In typical Vivienne Westwood style, this season’s collection contained perfectly clashing prints, punk glamour, historical references, and maximalism to the extreme. However, unlike seasons past, this collection contained recycled fabrics and second-hand pieces from the closet of the Creative Director, Andreas Kronthaler, himself.
The Creative Director and design partner to Vivienne Westwood explains that “This collection is my dream. I couldn’t explain it to Vivienne, I didn’t know it, I just had to do it. I walked out the house and thought I was in Paris – something about the sky made me realise how much I wanted to be there.”
Part of Kronthaler’s dream was to use old t-shirts, sweatshirts, vests, and knickers to create something uniquely Vivienne Westwood.

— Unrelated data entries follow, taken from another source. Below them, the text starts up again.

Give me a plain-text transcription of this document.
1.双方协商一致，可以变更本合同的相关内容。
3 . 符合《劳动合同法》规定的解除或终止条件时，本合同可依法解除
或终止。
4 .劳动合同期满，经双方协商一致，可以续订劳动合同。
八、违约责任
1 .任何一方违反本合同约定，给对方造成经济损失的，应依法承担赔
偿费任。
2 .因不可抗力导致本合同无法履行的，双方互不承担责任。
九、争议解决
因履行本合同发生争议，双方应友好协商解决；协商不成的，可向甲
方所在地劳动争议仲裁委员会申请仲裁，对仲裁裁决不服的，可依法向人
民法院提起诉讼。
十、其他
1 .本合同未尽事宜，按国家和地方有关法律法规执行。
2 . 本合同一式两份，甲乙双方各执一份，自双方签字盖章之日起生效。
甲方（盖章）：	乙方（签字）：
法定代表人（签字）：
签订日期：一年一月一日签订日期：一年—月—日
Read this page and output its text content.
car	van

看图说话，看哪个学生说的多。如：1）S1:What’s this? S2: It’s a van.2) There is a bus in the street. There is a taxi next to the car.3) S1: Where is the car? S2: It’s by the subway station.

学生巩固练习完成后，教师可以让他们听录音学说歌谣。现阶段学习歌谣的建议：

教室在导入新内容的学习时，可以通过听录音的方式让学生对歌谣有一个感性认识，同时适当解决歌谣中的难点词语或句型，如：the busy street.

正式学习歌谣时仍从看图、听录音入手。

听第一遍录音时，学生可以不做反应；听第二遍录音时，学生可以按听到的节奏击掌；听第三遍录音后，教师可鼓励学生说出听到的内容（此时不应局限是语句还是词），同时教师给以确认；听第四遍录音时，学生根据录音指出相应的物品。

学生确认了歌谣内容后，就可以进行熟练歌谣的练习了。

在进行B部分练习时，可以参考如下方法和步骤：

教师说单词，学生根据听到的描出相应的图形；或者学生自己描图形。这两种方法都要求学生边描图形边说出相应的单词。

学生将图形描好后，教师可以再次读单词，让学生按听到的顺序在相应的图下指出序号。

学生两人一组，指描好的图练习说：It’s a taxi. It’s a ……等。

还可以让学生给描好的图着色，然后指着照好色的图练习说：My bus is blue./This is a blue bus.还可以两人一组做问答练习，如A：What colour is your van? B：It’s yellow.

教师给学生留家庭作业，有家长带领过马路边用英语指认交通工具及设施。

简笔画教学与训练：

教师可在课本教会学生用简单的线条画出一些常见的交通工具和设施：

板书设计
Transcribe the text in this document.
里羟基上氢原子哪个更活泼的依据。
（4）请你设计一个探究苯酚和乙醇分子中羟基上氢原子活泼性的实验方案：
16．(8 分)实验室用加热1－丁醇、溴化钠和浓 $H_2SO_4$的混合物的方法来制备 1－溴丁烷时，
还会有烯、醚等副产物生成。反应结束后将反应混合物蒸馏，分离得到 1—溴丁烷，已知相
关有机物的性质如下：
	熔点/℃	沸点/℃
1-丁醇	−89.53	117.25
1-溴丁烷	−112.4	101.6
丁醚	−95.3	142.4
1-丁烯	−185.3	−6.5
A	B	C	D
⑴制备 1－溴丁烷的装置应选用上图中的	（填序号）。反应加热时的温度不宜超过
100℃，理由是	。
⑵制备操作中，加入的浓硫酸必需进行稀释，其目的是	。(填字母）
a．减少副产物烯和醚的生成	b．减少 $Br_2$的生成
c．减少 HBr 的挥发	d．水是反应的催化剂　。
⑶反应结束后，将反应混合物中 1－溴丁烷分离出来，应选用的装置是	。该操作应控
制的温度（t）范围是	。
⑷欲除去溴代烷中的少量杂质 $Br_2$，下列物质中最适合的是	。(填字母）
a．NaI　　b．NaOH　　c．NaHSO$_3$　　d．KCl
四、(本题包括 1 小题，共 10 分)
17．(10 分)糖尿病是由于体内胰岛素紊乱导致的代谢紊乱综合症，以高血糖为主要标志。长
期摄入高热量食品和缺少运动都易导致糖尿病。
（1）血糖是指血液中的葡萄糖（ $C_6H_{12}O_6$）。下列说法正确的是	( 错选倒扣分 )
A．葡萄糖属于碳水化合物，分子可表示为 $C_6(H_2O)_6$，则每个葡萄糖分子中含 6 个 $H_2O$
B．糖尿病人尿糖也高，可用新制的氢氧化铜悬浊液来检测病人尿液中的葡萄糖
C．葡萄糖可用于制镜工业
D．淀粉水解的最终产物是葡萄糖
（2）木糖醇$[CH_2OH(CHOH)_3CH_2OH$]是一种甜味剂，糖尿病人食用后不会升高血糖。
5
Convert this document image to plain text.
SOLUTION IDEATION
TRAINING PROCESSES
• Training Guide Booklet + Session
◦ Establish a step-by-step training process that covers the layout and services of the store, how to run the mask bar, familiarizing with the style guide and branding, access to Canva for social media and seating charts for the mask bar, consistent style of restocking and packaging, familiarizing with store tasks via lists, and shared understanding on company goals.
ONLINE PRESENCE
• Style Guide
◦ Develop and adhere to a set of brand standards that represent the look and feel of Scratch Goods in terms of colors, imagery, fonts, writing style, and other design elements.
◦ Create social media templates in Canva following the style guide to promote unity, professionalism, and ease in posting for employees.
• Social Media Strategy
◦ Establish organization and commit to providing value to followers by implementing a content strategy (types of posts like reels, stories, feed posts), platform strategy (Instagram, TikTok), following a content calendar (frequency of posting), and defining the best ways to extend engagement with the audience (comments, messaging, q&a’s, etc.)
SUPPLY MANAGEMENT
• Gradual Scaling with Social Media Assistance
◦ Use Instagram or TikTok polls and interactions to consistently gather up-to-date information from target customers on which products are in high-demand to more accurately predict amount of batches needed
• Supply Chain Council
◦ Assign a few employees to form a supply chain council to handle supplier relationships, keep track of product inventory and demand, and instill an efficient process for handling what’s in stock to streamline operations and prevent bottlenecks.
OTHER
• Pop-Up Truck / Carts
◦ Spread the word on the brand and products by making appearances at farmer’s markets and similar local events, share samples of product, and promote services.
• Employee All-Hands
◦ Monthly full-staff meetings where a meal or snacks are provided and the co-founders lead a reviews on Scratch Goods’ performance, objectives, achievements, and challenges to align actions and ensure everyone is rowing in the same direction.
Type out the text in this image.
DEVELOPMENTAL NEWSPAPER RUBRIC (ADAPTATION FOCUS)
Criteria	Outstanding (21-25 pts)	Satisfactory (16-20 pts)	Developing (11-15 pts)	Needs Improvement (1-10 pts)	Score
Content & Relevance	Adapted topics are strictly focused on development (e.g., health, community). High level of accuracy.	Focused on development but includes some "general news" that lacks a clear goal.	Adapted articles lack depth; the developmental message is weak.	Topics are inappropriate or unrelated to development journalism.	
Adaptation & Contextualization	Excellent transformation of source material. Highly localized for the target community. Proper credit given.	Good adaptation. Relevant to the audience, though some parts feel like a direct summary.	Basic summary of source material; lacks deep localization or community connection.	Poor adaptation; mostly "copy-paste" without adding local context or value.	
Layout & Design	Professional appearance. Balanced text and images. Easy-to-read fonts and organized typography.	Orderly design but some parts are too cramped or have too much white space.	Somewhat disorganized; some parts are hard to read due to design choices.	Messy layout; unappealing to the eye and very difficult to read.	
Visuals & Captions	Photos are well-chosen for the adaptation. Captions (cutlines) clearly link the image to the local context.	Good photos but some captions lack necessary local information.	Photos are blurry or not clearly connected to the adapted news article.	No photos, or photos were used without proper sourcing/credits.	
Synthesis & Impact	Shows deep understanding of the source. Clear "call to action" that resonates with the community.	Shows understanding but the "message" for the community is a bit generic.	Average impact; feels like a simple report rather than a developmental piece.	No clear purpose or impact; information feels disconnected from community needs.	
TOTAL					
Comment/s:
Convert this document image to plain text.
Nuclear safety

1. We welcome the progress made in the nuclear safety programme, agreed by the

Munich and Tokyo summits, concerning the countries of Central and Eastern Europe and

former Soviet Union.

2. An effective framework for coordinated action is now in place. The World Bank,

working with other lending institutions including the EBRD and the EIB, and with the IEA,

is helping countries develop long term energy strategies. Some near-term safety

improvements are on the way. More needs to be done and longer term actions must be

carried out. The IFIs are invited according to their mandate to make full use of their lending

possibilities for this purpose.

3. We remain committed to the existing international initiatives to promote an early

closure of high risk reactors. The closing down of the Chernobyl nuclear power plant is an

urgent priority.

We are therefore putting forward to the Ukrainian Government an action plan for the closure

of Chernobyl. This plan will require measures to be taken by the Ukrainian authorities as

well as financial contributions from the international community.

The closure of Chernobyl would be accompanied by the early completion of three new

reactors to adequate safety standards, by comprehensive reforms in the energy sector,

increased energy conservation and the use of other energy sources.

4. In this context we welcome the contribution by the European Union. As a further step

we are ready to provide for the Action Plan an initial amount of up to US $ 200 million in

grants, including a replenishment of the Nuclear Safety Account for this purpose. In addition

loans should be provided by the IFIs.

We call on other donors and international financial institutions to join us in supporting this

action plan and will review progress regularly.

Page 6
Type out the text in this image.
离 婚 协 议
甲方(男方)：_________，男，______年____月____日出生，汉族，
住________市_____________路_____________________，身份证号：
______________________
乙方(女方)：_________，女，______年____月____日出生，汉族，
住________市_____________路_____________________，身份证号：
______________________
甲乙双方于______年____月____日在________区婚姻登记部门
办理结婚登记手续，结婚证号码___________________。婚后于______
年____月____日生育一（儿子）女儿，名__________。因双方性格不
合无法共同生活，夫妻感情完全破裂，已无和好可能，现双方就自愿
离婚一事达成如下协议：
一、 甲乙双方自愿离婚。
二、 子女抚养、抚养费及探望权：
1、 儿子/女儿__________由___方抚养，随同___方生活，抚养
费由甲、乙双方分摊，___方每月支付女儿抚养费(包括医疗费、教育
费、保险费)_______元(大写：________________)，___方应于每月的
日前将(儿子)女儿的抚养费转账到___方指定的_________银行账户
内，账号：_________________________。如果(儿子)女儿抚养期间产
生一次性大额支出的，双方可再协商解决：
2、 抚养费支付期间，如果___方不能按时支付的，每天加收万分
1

The reimagining of these recycled fabrics led to insane creations that have an almost renaissance feel to them.
From corsets as dresses and tops, ruffled shoulders and sleeves, stunning antique-inspired floral prints, and silks to medieval-looking blazers reimagined as dresses and tops, this collection updated renaissance aesthetics to fit in the 21st century.
The collection did this updating by playing with gender roles and gendered fashion through this renaissance-Westwood lens. We see men and women in high platform heels, behind-less champs that show it all, corsets on all genders, and skirts on just about anyone.
The use of recycled fabrics is also being celebrated as a move to promote sustainability in fashion. This Andreas Kronthaler for Vivienne Westwood collection proved that upcycling and recycled fashion doesn’t have to be boring or minimalist. It can be just as, if not more, exciting and experimental as freshly produced pieces.
This collection kept Vivienne Westwood moving in its punk-renaissance direction, but with this inclusion of sustainability, it seemed to get even punkier. As most recycled fabric collections tend to play it safe and simple, this collection did the opposite and, in a way, stuck it to the industry and proved going greener doesn’t mean boring.